Floquet-ADAPT-VQE: A Quantum Algorithm to Simulate Non-Equilibrium Physics in Periodically Driven Systems

Abstract: Periodically driven quantum systems exhibit many fascinating phenomena absent in equilibrium systems, but their simulation is more challenging than that of static systems. Consequently, quantum simulation of these systems offers greater opportunity for achieving quantum advantage. To build the foundation for simulating time-periodic Hamiltonians, we utilize the Floquet-Hilbert space formalism to transform the Hamiltonian into a time-independent form and provide its Pauli decomposition. We propose a hybrid quantum-classical algorithm, Floquet-ADAPT-VQE, to simulate the non-equilibrium physics of periodically driven quantum systems. We define a cost function based on the square of the shifted extended Floquet Hamiltonian and show how to prepare Floquet states using Floquet-ADAPT-VQE. We also obtain a suitable auxiliary initial state whose squared Floquet energy is independent of the number of auxiliary qubits as well as the driving frequency, which leads to better convergence with fewer ADAPT iterations.

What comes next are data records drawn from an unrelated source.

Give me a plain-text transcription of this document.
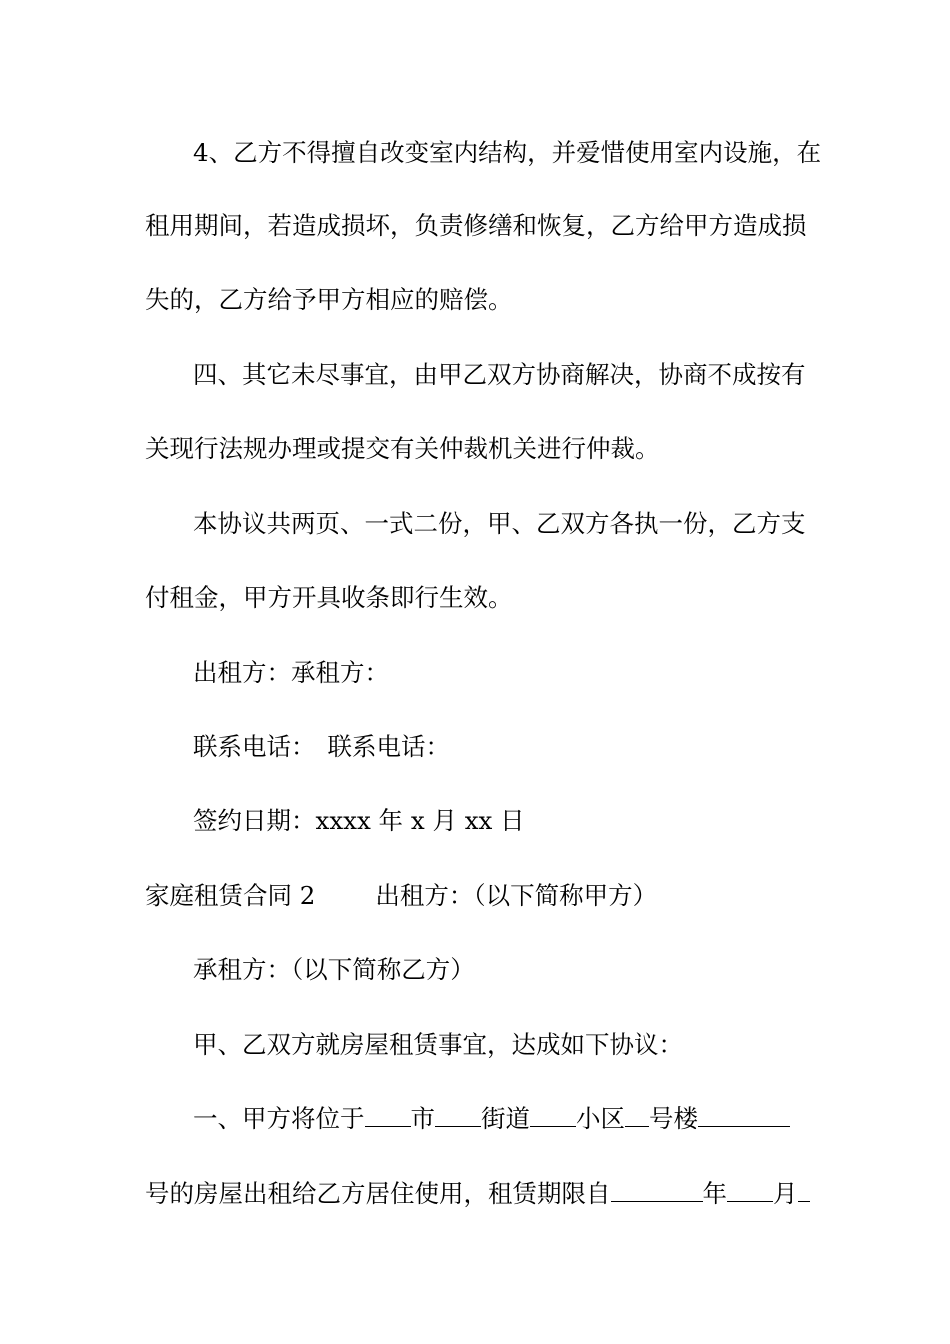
4、乙方不得擅自改变室内结构，并爱惜使用室内设施，在
租用期间，若造成损坏，负责修缮和恢复，乙方给甲方造成损
失的，乙方给予甲方相应的赔偿。
四、其它未尽事宜，由甲乙双方协商解决，协商不成按有
关现行法规办理或提交有关仲裁机关进行仲裁。
本协议共两页、一式二份，甲、乙双方各执一份，乙方支
付租金，甲方开具收条即行生效。
出租方：承租方：
联系电话： 联系电话：
签约日期：xxxx 年 x 月 xx 日
家庭租赁合同 2 出租方：（以下简称甲方）
承租方：（以下简称乙方）
甲、乙双方就房屋租赁事宜，达成如下协议：
一、甲方将位于 市 街道 小区 号楼
号的房屋出租给乙方居住使用，租赁期限自	年 月
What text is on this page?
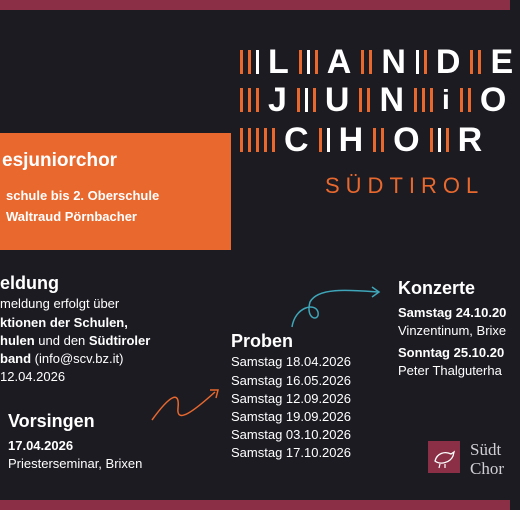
L A N D E
J U N i O
C H O R
SÜDTIROL
esjuniorchor
schule bis 2. Oberschule
Waltraud Pörnbacher
eldung
meldung erfolgt über
ktionen der Schulen,
hulen und den Südtiroler
band (info@scv.bz.it)
12.04.2026
Vorsingen
17.04.2026
Priesterseminar, Brixen
Proben
Samstag 18.04.2026
Samstag 16.05.2026
Samstag 12.09.2026
Samstag 19.09.2026
Samstag 03.10.2026
Samstag 17.10.2026
Konzerte
Samstag 24.10.20
Vinzentinum, Brixe
Sonntag 25.10.20
Peter Thalguterha
Südt
Chor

Additionally, we provide a framework to calculate the time-dependent expectation value of observables in the Floquet state with fixed-depth quantum circuit. We demonstrate our algorithm by performing numerical simulations on a periodically driven XYZ model with a magnetic field. We also explore potential applications of our algorithm for studying various non-equilibrium phenomena in periodically driven systems.